Are you using artificial intelligence (AI) tools to make hiring and other employment decisions? Better tread carefully – or run the risk of violating federal anti-discrimination law.
Two federal agencies have issued important new guidance explaining how using AI and other software tools to make employment decisions can violate the Americans with Disabilities Act (ADA).
The Equal Employment Opportunity Commission (EEOC) and the Department of Justice (DOJ) separately released new technical assistance documents that explain how the use of these tools can result in unlawful discrimination against people with disabilities.
There are several ADA-related dangers lurking for employers using AI tools, the EEOC advises.
First, they may be on the hook if they do not provide reasonable accommodations when using AI tools.
Second, AI tools may improperly screen out applicants or employees with disabilities.
Third, AI tools that seek information about disabilities or medical conditions may violate the ADA rules regarding medical exams and inquiries.
The EEOC guidance, which is the more detailed and expansive of the two new documents, presents a series of questions and answers that are supplemented by practical tips for employers.
As to accommodation, it offers several examples that may be appropriate. These include a test that enables the test taker to input answers manually instead of by using a keyboard because they have a disability-related lack of manual dexterity. Other possible reasonable accommodations: extended time to take the test or an alternative version of it.
The duty to accommodate may still apply even if the test is administered by another entity, the EEOC adds. An employer that contracts with a software vendor to administer a pre-employment test on its behalf likely would be responsible if the vendor does not comply with all applicable requirements relating to the ADA, the EEOC says. Vendors should make the user interface accessible to as many individuals as possible, it advises.

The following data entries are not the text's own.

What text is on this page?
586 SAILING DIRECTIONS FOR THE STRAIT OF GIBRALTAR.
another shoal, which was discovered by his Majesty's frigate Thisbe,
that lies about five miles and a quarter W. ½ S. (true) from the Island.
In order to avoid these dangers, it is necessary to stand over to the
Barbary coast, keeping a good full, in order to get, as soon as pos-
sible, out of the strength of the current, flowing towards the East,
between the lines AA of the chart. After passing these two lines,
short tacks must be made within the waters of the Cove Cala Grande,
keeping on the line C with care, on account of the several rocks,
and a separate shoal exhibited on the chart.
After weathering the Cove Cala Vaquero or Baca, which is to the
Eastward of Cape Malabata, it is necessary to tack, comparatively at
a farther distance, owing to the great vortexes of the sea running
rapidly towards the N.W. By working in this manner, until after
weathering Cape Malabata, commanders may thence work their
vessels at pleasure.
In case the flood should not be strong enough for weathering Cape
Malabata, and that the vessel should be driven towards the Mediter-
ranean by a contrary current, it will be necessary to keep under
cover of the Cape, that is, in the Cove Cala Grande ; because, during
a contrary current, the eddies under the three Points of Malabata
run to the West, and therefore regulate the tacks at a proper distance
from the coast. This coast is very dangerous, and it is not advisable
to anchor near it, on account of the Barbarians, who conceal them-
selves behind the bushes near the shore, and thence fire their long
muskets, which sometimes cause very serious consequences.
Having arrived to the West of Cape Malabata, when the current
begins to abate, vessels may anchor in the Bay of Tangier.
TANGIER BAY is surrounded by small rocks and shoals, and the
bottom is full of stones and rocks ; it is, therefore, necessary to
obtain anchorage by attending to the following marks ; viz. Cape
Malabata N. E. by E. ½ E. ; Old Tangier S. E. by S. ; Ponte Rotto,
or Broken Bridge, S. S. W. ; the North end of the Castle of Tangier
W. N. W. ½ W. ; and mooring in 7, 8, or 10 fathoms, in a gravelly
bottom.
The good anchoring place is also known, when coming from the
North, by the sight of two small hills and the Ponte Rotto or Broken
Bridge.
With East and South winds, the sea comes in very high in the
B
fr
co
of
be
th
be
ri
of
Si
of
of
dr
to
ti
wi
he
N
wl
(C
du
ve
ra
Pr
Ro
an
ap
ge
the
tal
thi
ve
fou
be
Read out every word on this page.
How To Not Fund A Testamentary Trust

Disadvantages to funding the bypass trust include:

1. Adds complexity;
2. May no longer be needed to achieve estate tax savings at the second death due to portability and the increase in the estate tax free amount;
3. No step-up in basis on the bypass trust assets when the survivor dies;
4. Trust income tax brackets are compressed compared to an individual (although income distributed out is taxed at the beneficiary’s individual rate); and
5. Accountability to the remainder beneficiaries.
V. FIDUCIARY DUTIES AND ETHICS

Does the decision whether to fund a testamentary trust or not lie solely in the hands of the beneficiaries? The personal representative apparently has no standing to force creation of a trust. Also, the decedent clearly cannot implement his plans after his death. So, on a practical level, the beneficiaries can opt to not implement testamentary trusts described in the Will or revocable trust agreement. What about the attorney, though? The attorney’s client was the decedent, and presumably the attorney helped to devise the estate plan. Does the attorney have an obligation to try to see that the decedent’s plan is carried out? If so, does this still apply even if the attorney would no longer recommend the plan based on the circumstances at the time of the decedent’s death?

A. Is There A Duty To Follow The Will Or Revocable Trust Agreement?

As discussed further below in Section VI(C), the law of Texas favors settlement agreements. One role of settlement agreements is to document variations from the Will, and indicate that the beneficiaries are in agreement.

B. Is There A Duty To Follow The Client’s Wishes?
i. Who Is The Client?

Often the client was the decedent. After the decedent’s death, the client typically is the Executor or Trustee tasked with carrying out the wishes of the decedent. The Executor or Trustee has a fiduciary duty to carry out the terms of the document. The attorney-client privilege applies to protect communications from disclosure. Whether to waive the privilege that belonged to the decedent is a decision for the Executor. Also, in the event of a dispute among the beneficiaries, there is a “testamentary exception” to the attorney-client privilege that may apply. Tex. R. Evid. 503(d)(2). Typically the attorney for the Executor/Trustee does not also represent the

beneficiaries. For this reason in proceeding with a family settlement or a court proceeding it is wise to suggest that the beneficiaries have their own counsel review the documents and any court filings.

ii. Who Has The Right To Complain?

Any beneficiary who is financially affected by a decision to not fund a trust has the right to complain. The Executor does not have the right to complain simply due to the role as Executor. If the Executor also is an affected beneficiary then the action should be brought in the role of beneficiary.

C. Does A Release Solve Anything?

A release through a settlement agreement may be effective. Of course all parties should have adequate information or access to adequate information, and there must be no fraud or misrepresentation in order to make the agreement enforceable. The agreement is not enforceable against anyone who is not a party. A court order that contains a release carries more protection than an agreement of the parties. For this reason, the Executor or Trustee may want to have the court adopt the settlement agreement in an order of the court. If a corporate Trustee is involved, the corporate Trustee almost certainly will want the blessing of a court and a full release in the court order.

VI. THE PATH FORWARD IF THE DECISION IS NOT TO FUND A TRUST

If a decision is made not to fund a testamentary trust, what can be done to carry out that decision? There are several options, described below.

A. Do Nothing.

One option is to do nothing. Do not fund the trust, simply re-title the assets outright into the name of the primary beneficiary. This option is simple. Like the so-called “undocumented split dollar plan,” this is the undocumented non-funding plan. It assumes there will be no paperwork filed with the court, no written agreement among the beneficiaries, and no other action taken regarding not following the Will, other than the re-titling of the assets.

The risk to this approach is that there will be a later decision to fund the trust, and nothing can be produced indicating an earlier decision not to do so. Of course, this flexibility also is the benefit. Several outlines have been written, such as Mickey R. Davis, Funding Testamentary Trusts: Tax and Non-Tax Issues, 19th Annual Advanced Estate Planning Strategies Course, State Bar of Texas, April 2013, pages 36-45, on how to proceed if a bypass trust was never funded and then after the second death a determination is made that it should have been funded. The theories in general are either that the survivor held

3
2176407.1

As an example of an AI tool improperly screening out an individual with a disability, the EEOC guidance says video interviewing software that analyzes speech patterns may unfairly screen out an applicant with a speech impediment.
The ADA bans medical exams and inquiries before a conditional job offer is made, the guidance explains, Thus, AI questions that are likely to elicit information about a disability (and are asked before a job offer is extended) can violate the statute.
Not all AI tools that seek health-related information are prohibited by the ADA, the guidance says. For example, it says, a personality test may ask whether the individual taking the test would be described by friends as optimistic. The guidance notes that once employment has begun, medical exams and inquiries may be required if the ADA legally justifies them.
To stay compliant, the guidance offers some specific tips for employers.
- Train staff to recognize and process accommodation requests relating to testing.
- Use AI tools that have been designed to be accessible to individuals with disabilities.
- Make sure AI tools measure only abilities that are truly needed to do the job.
- Before an AI tool is used, provide all applicants and employees who will undergo the assessment with as much information about the tool as possible.
The DOJ guidance specifically focuses on the use of AI tools in the hiring process. It similarly warns against improperly screening out applicants with disabilities, and it echoes the EEOC’s points regarding the provision of accommodations.
As the use of AI tools grows, so does the importance for employers to understand how to utilize them without running afoul of applicable ADA requirements. This new guidance is required reading for any employer using AI tools to make employment decisions.